Алфей вполне рад остаться, и становится ясно почему. Проводив его мать, Анна берет его на руки, несет в сад, поднимает к беседке из винограда, золотистого как топаз, и говорит: «Кушай, кушай, он вкусный», целуя личико, вымазанное соком винограда, который ребенок жадно уплетает. Потом она с удовольствием смеется, и на вид сразу молодеет, оттого что становятся видны ее безукоризненные зубы и радость озаряет лицо, уничтожая годы, когда дитя спрашивает: «А теперь ты мне что дашь?» и глядит на нее, вытаращив свои серо-синие глазки. Она смеется и заигрывает, опускаясь на колени, и произносит: «Что ты дашь мне, если я дам тебе… если я дам тебе… отгадай!». И ребенок, хлопая ладошками и весь сияя, отвечает: «Поцелую, я тебя поцелую, хорошая Анна, добрая Анна, мама Анна!..»

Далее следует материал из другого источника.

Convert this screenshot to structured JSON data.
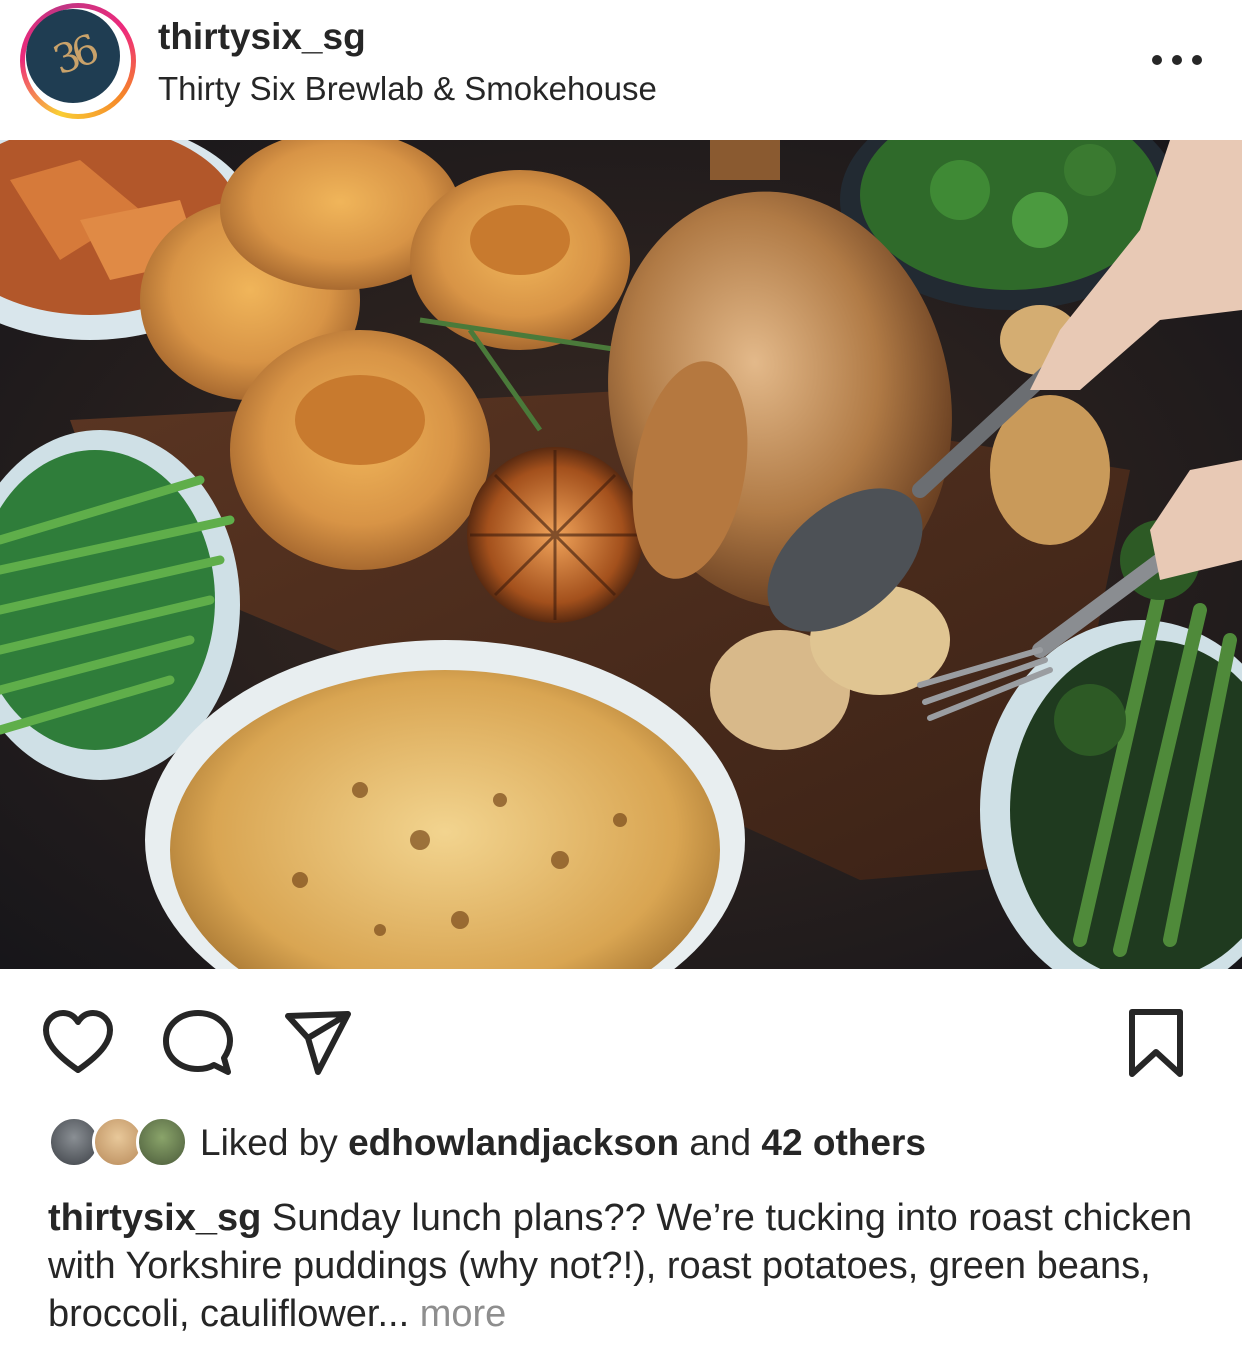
{
  "post": {
    "username": "thirtysix_sg",
    "location": "Thirty Six Brewlab & Smokehouse",
    "avatar_text": "36",
    "more_icon": "ellipsis-icon"
  },
  "actions": {
    "like_icon": "heart-icon",
    "comment_icon": "comment-bubble-icon",
    "share_icon": "paper-plane-icon",
    "save_icon": "bookmark-icon"
  },
  "likes": {
    "prefix": "Liked by",
    "user": "edhowlandjackson",
    "middle": "and",
    "others": "42 others"
  },
  "caption": {
    "username": "thirtysix_sg",
    "text": "Sunday lunch plans?? We’re tucking into roast chicken with Yorkshire puddings (why not?!), roast potatoes, green beans, broccoli, cauliflower...",
    "more": "more"
  },
  "colors": {
    "text": "#262626",
    "muted": "#8e8e8e",
    "avatar_bg": "#1f3d52",
    "avatar_gold": "#c9a26a"
  }
}
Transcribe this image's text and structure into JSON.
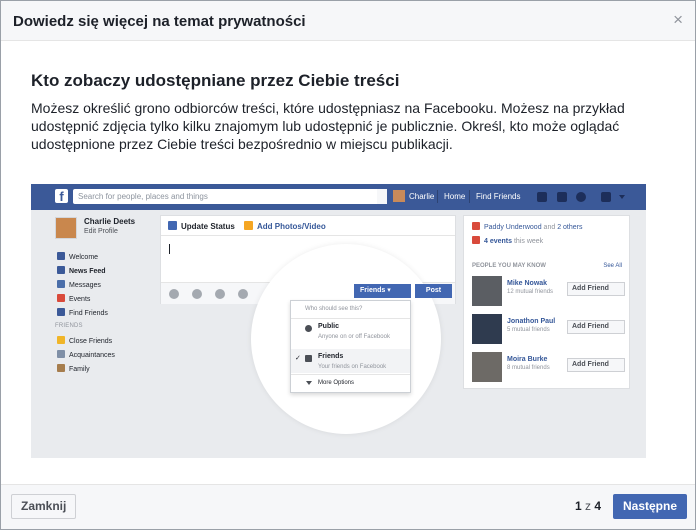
{
  "dialog": {
    "title": "Dowiedz się więcej na temat prywatności",
    "close_glyph": "×"
  },
  "content": {
    "heading": "Kto zobaczy udostępniane przez Ciebie treści",
    "description": "Możesz określić grono odbiorców treści, które udostępniasz na Facebooku. Możesz na przykład udostępnić zdjęcia tylko kilku znajomym lub udostępnić je publicznie. Określ, kto może oglądać udostępnione przez Ciebie treści bezpośrednio w miejscu publikacji."
  },
  "illustration": {
    "topbar": {
      "logo": "f",
      "search_placeholder": "Search for people, places and things",
      "user": "Charlie",
      "home": "Home",
      "find_friends": "Find Friends"
    },
    "left": {
      "name": "Charlie Deets",
      "edit_profile": "Edit Profile",
      "items": [
        {
          "label": "Welcome",
          "color": "#3b5998"
        },
        {
          "label": "News Feed",
          "color": "#3b5998"
        },
        {
          "label": "Messages",
          "color": "#4a6ea9"
        },
        {
          "label": "Events",
          "color": "#d94a3b"
        },
        {
          "label": "Find Friends",
          "color": "#3b5998"
        }
      ],
      "friends_section": "FRIENDS",
      "friends_items": [
        {
          "label": "Close Friends",
          "color": "#f0b528"
        },
        {
          "label": "Acquaintances",
          "color": "#7f8fa6"
        },
        {
          "label": "Family",
          "color": "#a67d4d"
        }
      ]
    },
    "composer": {
      "update_status": "Update Status",
      "add_photos": "Add Photos/Video"
    },
    "audience": {
      "button": "Friends ▾",
      "post": "Post",
      "question": "Who should see this?",
      "public_title": "Public",
      "public_sub": "Anyone on or off Facebook",
      "check": "✓",
      "friends_title": "Friends",
      "friends_sub": "Your friends on Facebook",
      "more_options": "More Options"
    },
    "right": {
      "birthday_name": "Paddy Underwood",
      "birthday_and": "and",
      "birthday_others": "2 others",
      "events_link": "4 events",
      "events_rest": "this week",
      "pymk": "PEOPLE YOU MAY KNOW",
      "see_all": "See All",
      "people": [
        {
          "name": "Mike Nowak",
          "mutual": "12 mutual friends",
          "add": "Add Friend"
        },
        {
          "name": "Jonathon Paul",
          "mutual": "5 mutual friends",
          "add": "Add Friend"
        },
        {
          "name": "Moira Burke",
          "mutual": "8 mutual friends",
          "add": "Add Friend"
        }
      ]
    }
  },
  "footer": {
    "close_button": "Zamknij",
    "page_current": "1",
    "page_sep": "z",
    "page_total": "4",
    "next_button": "Następne"
  }
}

Анна, услышав слова: «мама Анна», просто кричит от радости и любви, прижимая к себе малыша и восклицая: «О, радость! Любимый! Любимый! Любимый!». Каждый возглас сопровождается поцелуем в розовые щечки. И затем она направляется к полкам и снимает с блюда несколько медовых лепешек. «Я сделала их для тебя, утешение бедной Анны, для тебя, потому что ты любишь меня. Скажи же мне: как ты меня любишь?». И малыш, вспоминая о том, что его больше всего поразило, отвечает: «Как Храм Господень». Анна еще раз целует его в живые глазки, в красный ротик, и ребенок трется об нее, словно котенок.

Приходит мать с наполненным кувшином и беззвучно улыбается, не препятствуя этому излиянию чувств.

3. В сад входит пожилой мужчина, немного пониже Анны, с густыми и совершенно белыми волосами. У него светлое лицо, подстриженная прямоугольником борода, бирюзовые глаза и светло-каштановые брови. Одет он в темно-коричневое.

Анна не видит его, поскольку находится спиной к выходу, и он, подойдя к ней сзади, спрашивает: «А мне ничего?». Анна оборачивается и говорит: «О, Иоаким! Ты закончил свою работу?». Одновременно маленький Алфей бросается к его коленям, крича: «И тебе тоже, и тебе тоже», и когда старик наклоняется и целует его, мальчик обвивается вокруг его шеи, взлохмачивая ему бороду своими ручонками и поцелуями. У Иоакима тоже есть подарок: он заводит за спину левую руку и вытаскивает оттуда яблоко, такое красивое, что кажется – оно из фарфора, и с улыбкой говорит ребенку, который нетерпеливо тянет ручки: «Подожди, я его тебе нарежу на куски. Так ты не сумеешь. Оно больше тебя». И небольшим ножом, висевшим у него на поясе, ножом для подрезки деревьев, разрезает его на кусочки и ломтики, и похоже, что он кормит птенца в гнезде: с такой заботливостью он кладет эти кусочки в открытый ротик, который все жует и жует.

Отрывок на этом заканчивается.